Llibre dels homes

Lo somni del mestre

los alumnos siguen escribiendo «in media res» con la bizantina, venía diciendo, cuando le llegaron voces que faltaban a su reputación como hebraísta: que si componedor de villanías, que si le va grande el arte mayor, que si amigo de catalanes… Y miraba las manzanas del manzano, centenario y en sombra. Eran unos frutos dulcísimos que muchos tenían por camuesas —antes, en otro tiempo, los magistrados las habían imaginado sobre sus mesas al entrar en el aula, rojas, como aquellas, y frescas, y primordiales—, y lo cierto es que criaban solas, de siempre, en el patio de la facultad, entre latines y pecios prestados.

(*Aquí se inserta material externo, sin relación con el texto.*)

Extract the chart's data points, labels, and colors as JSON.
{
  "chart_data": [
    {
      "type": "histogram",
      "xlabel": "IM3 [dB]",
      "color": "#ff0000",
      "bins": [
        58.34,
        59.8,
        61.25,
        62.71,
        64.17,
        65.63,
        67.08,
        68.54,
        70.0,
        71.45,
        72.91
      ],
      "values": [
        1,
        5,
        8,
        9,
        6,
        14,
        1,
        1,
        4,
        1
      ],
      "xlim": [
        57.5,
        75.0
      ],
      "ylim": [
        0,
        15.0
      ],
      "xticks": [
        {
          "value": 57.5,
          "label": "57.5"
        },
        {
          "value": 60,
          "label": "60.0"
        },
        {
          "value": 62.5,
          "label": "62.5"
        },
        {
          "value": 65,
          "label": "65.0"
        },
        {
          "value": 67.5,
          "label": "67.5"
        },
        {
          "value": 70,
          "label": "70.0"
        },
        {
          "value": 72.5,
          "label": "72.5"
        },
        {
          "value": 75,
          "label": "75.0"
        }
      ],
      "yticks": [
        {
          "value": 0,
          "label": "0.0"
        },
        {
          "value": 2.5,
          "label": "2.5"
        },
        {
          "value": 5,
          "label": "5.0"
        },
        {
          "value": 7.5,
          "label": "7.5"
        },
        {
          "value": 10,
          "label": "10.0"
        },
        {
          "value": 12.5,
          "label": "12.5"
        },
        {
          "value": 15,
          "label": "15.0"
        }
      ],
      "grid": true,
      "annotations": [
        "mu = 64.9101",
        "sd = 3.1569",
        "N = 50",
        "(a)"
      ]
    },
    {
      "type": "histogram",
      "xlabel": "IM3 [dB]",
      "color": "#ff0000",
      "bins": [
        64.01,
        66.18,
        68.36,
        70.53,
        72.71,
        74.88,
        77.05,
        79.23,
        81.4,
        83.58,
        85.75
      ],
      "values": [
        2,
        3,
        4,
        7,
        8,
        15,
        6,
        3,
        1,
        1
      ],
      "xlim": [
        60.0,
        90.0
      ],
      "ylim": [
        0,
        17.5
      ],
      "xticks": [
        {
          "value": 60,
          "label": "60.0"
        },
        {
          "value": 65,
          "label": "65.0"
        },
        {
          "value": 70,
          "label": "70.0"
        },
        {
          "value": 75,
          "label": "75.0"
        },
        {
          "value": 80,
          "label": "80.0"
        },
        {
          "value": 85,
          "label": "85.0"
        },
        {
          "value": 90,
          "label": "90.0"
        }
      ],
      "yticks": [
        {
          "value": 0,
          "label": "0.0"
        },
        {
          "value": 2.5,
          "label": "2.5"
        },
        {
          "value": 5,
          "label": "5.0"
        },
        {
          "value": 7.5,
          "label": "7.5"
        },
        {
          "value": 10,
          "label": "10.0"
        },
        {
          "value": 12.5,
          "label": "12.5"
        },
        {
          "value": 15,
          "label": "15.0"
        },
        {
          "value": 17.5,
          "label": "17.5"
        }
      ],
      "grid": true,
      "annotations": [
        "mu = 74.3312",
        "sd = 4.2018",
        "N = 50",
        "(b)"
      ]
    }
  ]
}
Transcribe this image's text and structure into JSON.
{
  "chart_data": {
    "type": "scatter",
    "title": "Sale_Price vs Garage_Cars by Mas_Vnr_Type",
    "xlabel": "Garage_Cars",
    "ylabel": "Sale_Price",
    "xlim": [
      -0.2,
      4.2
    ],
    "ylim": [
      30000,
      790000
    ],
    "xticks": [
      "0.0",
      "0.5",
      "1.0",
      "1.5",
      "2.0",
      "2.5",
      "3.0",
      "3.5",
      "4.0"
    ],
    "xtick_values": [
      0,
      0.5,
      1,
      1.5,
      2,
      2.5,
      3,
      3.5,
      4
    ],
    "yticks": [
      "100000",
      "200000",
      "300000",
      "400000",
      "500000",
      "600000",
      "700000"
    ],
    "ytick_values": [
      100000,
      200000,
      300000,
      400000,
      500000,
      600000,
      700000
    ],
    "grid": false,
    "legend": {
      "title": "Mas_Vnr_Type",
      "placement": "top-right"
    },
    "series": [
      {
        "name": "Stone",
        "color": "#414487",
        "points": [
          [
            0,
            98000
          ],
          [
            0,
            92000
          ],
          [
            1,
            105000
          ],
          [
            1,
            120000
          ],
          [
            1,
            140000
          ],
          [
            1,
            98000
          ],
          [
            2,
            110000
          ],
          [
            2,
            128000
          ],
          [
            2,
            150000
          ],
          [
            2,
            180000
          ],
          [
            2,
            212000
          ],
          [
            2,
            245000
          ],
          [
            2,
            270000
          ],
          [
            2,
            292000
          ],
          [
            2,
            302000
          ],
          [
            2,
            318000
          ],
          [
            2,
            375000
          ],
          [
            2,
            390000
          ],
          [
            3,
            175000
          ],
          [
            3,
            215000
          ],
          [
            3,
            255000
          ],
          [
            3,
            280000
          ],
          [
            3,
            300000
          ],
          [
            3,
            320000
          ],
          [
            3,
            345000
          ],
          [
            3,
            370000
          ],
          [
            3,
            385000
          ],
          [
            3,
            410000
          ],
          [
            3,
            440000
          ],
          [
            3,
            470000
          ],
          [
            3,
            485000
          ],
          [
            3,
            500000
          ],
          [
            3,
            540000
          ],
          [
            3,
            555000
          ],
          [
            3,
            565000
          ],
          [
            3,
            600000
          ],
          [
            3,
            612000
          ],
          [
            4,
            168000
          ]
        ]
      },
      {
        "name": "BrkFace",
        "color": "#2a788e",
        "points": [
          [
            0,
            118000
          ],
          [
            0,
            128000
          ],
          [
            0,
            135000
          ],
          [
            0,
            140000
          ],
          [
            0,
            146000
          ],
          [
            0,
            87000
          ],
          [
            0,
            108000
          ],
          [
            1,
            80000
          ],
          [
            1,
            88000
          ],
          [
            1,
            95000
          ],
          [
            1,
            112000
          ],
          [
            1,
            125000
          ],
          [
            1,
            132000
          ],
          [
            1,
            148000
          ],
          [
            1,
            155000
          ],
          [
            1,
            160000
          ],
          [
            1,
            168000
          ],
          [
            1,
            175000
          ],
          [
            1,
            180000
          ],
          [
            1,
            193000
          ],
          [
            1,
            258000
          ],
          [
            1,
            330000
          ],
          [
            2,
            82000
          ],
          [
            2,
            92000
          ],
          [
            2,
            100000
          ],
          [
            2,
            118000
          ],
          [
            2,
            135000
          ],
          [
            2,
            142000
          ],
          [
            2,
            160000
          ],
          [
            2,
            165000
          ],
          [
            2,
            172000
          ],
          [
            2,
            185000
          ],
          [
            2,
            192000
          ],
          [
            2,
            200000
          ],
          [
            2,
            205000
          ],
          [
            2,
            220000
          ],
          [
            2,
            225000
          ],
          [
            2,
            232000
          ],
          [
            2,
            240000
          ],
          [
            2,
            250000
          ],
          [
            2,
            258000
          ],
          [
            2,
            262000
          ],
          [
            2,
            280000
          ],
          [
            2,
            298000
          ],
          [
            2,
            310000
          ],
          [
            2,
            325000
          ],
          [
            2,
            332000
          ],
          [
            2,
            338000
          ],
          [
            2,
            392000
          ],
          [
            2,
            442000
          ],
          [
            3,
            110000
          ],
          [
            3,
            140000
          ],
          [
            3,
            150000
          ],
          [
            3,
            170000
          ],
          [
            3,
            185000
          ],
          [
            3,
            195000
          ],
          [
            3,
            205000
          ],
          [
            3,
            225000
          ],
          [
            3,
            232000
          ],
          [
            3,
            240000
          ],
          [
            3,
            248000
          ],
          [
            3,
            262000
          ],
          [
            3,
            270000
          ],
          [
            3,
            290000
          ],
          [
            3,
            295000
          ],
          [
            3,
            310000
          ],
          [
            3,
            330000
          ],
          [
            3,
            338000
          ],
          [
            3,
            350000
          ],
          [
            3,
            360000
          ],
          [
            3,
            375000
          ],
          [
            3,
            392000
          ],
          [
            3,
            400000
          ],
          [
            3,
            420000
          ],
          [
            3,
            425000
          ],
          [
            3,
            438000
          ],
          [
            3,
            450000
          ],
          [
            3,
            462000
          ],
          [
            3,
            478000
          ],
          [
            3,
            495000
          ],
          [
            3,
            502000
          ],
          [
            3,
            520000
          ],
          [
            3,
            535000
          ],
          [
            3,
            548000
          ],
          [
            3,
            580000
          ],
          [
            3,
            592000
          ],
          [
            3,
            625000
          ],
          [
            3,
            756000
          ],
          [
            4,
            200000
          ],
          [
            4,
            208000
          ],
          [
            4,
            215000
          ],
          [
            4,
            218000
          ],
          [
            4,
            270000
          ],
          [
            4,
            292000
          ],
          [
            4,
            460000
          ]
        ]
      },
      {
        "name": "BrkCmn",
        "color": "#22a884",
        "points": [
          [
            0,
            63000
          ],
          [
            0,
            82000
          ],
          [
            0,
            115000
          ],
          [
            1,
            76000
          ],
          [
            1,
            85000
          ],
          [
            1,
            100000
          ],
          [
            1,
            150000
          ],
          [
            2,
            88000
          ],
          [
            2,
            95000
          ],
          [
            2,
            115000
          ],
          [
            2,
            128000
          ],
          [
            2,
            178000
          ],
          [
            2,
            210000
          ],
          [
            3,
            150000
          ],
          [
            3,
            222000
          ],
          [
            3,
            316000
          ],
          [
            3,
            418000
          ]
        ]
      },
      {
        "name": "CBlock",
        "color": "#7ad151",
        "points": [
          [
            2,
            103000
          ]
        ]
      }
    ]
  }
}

Se ponían —las manzanas y él— de espaldas al trasiego de gentes y el lugar, aunque estrecho, se les acababa antojando reposado, como pudiera serlo el butacón de casa, el que vigila por la ventana, aquella misma noche, donde sostenía un soliloquio sobre el libro que la señora de la limpieza gustaba de llamar mamotreto, por el mucho polvo o lo mucho viejo; leía «l'escola és tancada / hi ha llum al carrer» y pensaba que otros antes habían escrito «leyendo a (quién fuera menester) quedéme dormido» y durmióse, y en su sueño leía el libro de un hombre que, yendo camino de su huerta, halló la muerte (en mayúsculas):

La narración deja a un lado a los personajes y, en apenas una línea, se desplaza a sus pies, al encuentro de un topillo ciego que, a falta de camaleón, refiere la historia del finado: «Esto era un hombre que labraba la tierra de sol a sol y una mozita lozana, que era la envidia de todo el pueblo, lo tomó por esposo. Decía que era un buen hombre, que era honrado y que lo quería un montón. Un tercero, que entretanto miraba, se dijo que, si no había de ser suya, no lo sería de nadie… Y fue hasta su casa, un pisito humilde, y llamó a la puerta:

Salió del domicilio, una calle en el centro, con las manos muy sucias de sangre. Corrió al monte y corrió el día y volvió a la fuente de la plaza y vio a la luna en sus aguas y, junto a la luna, vio a un hombre que lo miraba. Traía las manos muy sucias de sangre. Se las lavó. Tras los visillos, las viejecitas. Fue después, por cerca de cuarenta años, que pidió la vez en la panadería, que cedió el paso a ancianos, mujeres y niños en las aceras, y respetó el turno de palabra con grande escrúpulo». «Se le vio», añade el tejón, «barrer las calles, regar los parterres del paseo».

Tras de sí, la puerta. En su lugar, una ventana mal cerrada por la que se cuela la noche. Por defuera, arrecia, muy entrada en negruras, y un vocablo judío, con la rima mal terciada, pende de un hilo de baba.